PDI data by YCharts.

More importantly, there's good reason to expect PDI's price to increase in the not-too-distant future. Why? When interest rates move lower, PDI's price moves higher. And interest rates should come down, especially if the U.S. economy enters a recession, as many economists predict.

PDI's price could rise well before interest rates decline. Bond traders, like most investors, are forward-looking. If they think rates are likely to come down in the near term, bond prices (and the prices of funds, like PDI, that own bonds) will move higher in advance of the interest rate decline.

Playing devil's advocate

There are admittedly a few knocks against buying PDI. For one thing, interest rates could remain high for much longer than many anticipate.

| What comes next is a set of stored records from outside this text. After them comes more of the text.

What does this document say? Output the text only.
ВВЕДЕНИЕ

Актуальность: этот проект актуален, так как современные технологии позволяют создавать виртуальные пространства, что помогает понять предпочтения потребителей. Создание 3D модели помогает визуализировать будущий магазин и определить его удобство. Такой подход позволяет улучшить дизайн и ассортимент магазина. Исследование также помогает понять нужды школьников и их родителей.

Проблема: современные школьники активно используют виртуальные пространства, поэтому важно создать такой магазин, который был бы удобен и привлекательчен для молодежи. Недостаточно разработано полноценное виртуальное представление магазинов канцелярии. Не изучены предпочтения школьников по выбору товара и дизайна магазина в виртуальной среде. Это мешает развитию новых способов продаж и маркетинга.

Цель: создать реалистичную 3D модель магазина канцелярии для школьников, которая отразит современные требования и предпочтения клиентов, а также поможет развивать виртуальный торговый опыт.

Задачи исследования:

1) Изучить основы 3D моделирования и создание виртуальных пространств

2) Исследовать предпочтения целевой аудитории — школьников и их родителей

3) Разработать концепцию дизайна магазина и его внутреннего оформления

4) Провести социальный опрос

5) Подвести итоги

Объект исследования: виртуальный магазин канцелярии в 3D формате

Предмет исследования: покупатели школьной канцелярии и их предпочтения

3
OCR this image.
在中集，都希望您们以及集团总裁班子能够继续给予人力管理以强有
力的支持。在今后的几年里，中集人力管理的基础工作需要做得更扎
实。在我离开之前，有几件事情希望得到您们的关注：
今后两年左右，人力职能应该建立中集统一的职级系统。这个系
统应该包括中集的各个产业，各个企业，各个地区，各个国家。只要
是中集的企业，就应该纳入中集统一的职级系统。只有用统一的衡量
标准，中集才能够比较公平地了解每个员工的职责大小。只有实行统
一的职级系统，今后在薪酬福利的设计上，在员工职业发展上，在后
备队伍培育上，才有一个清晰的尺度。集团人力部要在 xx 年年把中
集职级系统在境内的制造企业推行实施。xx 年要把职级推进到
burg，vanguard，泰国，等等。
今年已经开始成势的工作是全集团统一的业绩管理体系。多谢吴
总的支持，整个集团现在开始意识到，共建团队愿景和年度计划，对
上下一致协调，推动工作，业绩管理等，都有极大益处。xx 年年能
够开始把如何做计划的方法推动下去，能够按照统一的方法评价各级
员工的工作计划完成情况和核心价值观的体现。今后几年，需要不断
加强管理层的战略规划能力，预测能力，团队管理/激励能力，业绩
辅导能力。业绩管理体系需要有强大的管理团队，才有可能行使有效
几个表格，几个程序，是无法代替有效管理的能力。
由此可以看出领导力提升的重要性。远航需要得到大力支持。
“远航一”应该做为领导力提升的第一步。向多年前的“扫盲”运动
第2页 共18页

That could put a damper on any upward momentum for the fund.

PDI's fees are also steep relative to many funds. Its management fee is currently 1.1%. Total expenses are even higher. For example, PDI uses leverage (borrowing), which means it incurs interest expense.

The bonds PDI buys have a risk of default. This risk is lower with debt issued by stable governments. But the fund also owns a lot of riskier assets.

Brilliant move?

Even if interest rates don't decline soon, it seems likely that they won't move much higher. Income investors probably won't mind receiving an ultra-high yield while their initial investment doesn't change much.

Sure, PDI's fees are high. But they also give investors access to some of the greatest bond experts on the planet. And the fund's yield of 14.5% is net of all fees.

Especially risk-averse investors will probably be better off looking elsewhere. For those seeking high income and willing to accept some risk, though, buying PDI could be a brilliant move.